С тех пор как вышеупомянутое эссе впервые появилось, многие книги по психологии были представлены миру, отчасти основанные на взглядах Гербарта и других немецких философов, отчасти независимые от них. Предмет приобрел в объеме и охвате; был ли у него какой-либо истинный рост, более сомнительно. Он начинает принимать язык и претендовать на авторитет науки; но это лишь гипотеза или набросок, который может быть заполнен многими способами в соответствии с фантазией отдельных мыслителей. Основа его — шаткая: сознание нас самих и несколько неопределенное наблюдение остального человечества. Его отношения с другими науками еще не определены: они кажутся почти слишком сложными, чтобы быть установленными. Его можно сравнить с нерегулярным зданием, возведенным наспех и вряд ли долговечным, потому что его фундаменты слабы и во многих местах покоятся только на поверхности земли. Он стремился скорее собрать разрозненные наблюдения и превратить их в систему, чем описать или доказать их. Он никогда строго не проводил черту между фактами и мнениями. Он заменил техническую фразеологию обычным использованием языка, будучи не в состоянии ни добиться признания для одного, ни избавиться от другого.

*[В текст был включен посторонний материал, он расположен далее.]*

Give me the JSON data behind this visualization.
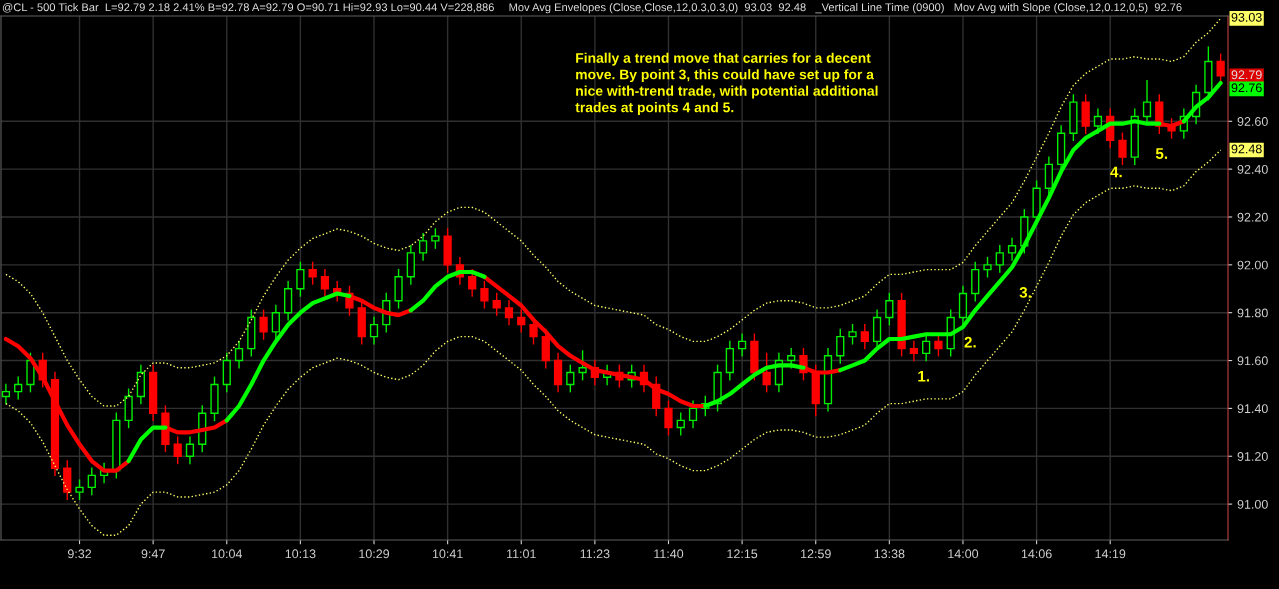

Система, которая таким образом возникла, представляется своего рода метафизикой, суженной до точки зрения индивидуального ума, через которую, как через какой-то новый оптический инструмент, ограничивающий сферу зрения, исследуется внутреннее содержание мысли и ощущения. Но индивидуальный ум в абстракции, как отличный от ума конкретного индивида и отделенный от окружения обстоятельств, — это лишь фикция. И все же факты, которые отчасти верны, собираются вокруг этой фикции и естественно описываются с помощью нее. Существует также общий тип ума, который выводится из сравнения многих умов друг с другом и с нашим собственным. Явления, о которых трактует психология, знакомы нам, но они по большей части неопределенны; они относятся к чему-то внутри тела, что также, кажется, перепрыгивает пределы пространства. Операции этого чего-то, когда они изолированы, не могут быть проанализированы нами или подвергнуты наблюдению и эксперименту. И есть еще один момент, который следует рассмотреть. Ум, когда мыслит, не может обозреть ту часть себя, которая используется в мысли. Он может быть созерцаем только в прошлом, то есть в истории индивида или мира. Это научный метод изучения ума. Но психология имеет также некоторые другие опоры, скорее показные, чем реальные. Она отчасти поддерживается ложной аналогией физической науки и имеет большие ожидания от своего близкого родства с физиологией. Мы верно замечаем, что существует бесконечная сложность тела, соответствующая бесконечной тонкости ума; мы осознаем, что они очень тесно связаны. Но в попытке проследить природу связи мы сбиты с толку и разочарованы. В нашем знании о них пропасть остается прежней: никакой микроскоп никогда не заглядывал в мысль; никакая рефлексия о нас самих не предоставила недостающее звено между умом и материей... Это условия этой весьма неточной науки, и мы будем знать о ней только меньше, притворяясь, что знаем больше, или присваивая ей форму или стиль, которых она еще не достигла и на которые на самом деле не имеет права.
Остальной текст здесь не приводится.